André van Meulebrouck makes the comment that, in Volume I, there are instances where I should be using List.Reduce as opposed to List.Fold. I don’t deny that this is the case; firstly, let’s clarify the difference between the two functions as used for F# collections in general…

Fold requires a “starting value” into which elements are to be collated; the starting value can be any primitive F# type – I often use a string. Conversely, Reduce does not require a starting value consequently, the type used in the Reduce anonymous function must be of the same type as expressed by the collection (elements) one is folding.

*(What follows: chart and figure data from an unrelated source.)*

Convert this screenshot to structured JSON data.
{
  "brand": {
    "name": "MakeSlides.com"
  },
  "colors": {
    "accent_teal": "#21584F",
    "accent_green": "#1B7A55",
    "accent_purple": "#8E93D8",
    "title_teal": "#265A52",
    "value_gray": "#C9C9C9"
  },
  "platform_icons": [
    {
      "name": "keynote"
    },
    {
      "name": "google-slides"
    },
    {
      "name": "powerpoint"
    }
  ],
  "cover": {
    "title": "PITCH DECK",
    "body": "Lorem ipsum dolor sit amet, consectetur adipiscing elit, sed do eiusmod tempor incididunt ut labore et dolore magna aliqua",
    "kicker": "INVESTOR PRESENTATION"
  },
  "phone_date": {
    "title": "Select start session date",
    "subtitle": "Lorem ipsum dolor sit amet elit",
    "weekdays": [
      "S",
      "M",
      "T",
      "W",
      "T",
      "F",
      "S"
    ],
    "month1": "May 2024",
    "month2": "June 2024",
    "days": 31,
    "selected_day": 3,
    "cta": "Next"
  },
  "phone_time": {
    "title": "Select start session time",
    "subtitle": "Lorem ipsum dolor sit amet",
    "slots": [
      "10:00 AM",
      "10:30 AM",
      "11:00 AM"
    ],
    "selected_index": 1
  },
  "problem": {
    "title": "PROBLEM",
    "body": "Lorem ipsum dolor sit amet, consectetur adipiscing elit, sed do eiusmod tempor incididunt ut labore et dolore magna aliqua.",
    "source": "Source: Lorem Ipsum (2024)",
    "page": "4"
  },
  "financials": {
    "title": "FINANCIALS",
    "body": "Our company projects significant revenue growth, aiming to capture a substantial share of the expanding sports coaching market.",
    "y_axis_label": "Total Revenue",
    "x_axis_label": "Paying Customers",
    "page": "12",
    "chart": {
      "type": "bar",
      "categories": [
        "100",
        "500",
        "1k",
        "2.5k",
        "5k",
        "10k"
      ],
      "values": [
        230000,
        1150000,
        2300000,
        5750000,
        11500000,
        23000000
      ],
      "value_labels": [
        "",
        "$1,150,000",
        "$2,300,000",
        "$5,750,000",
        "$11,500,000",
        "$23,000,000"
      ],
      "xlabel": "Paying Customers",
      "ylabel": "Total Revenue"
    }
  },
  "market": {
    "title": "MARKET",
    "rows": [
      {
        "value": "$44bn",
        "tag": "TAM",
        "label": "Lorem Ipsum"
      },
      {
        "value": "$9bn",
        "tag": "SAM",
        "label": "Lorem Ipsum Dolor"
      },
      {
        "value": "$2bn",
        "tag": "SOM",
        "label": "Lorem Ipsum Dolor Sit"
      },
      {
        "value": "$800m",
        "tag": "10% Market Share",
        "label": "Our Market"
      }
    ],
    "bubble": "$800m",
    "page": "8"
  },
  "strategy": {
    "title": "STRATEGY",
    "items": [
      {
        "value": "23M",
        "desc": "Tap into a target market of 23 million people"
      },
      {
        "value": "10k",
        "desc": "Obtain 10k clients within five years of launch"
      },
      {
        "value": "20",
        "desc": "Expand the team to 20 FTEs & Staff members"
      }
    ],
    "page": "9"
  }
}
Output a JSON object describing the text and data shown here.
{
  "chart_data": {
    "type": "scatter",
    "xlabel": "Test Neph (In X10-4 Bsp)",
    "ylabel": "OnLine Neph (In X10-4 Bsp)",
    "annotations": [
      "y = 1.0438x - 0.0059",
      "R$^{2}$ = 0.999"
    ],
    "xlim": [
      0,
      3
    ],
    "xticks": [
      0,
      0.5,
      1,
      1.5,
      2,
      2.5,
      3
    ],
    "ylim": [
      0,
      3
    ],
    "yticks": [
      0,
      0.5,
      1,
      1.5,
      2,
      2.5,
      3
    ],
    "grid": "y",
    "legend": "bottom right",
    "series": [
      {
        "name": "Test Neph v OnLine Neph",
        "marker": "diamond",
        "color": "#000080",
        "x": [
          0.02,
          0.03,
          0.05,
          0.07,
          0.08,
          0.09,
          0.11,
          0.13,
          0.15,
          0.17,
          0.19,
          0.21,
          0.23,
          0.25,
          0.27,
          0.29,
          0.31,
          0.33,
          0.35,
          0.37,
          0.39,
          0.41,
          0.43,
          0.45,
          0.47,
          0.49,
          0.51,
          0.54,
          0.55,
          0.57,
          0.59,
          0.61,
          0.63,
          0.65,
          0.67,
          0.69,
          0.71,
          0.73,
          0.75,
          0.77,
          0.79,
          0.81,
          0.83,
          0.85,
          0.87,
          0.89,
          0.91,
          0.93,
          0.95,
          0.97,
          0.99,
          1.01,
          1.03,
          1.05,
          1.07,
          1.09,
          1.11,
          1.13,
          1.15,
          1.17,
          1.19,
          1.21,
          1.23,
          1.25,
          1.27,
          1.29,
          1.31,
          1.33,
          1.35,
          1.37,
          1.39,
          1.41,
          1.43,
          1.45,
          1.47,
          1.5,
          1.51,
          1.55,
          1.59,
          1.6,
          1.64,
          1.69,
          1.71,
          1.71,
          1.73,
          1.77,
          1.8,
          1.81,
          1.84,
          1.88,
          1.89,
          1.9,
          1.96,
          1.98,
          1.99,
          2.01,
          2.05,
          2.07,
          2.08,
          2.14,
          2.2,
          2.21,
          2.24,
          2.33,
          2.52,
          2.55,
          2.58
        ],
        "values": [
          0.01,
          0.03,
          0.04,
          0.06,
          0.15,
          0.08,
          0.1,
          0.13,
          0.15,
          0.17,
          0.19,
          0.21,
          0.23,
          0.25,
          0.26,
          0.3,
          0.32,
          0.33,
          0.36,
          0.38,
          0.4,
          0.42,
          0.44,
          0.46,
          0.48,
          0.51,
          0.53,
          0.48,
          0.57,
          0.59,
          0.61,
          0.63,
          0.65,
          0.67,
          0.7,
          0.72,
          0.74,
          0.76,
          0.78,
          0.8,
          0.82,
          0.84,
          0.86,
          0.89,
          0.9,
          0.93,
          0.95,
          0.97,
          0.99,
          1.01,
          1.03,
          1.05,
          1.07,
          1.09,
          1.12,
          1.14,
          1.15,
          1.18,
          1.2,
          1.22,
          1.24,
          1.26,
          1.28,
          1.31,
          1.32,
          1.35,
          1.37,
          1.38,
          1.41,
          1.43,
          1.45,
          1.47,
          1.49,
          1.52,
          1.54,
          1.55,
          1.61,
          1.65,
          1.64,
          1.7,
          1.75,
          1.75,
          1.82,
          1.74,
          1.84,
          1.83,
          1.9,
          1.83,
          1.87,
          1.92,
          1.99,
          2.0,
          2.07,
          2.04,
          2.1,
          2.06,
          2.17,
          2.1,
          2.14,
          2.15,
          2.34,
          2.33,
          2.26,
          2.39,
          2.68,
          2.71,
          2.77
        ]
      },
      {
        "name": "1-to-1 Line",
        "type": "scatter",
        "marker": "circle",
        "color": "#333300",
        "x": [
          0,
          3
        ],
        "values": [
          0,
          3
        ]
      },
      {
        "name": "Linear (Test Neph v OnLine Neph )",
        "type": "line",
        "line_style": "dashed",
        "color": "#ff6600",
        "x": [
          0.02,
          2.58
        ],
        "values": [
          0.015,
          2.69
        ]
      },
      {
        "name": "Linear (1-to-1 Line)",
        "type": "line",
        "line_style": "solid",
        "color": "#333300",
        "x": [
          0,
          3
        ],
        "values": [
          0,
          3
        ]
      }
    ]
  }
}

I would be hard-pressed to quantify general processing performance differences between Fold and Reduce but I suspect that Reduce is faster since the accumulator and element value types must, by definition, all have the same primitive type. I guess the “general rule” about making a choice between the two is that if your accumulator is going to be the same primitive type as your collection elements then use Reduce – otherwise, use Fold since there will be some implicit casting involved – even if only in using the string representation (ToString()) of a collection element to enable the accumulator to “work”.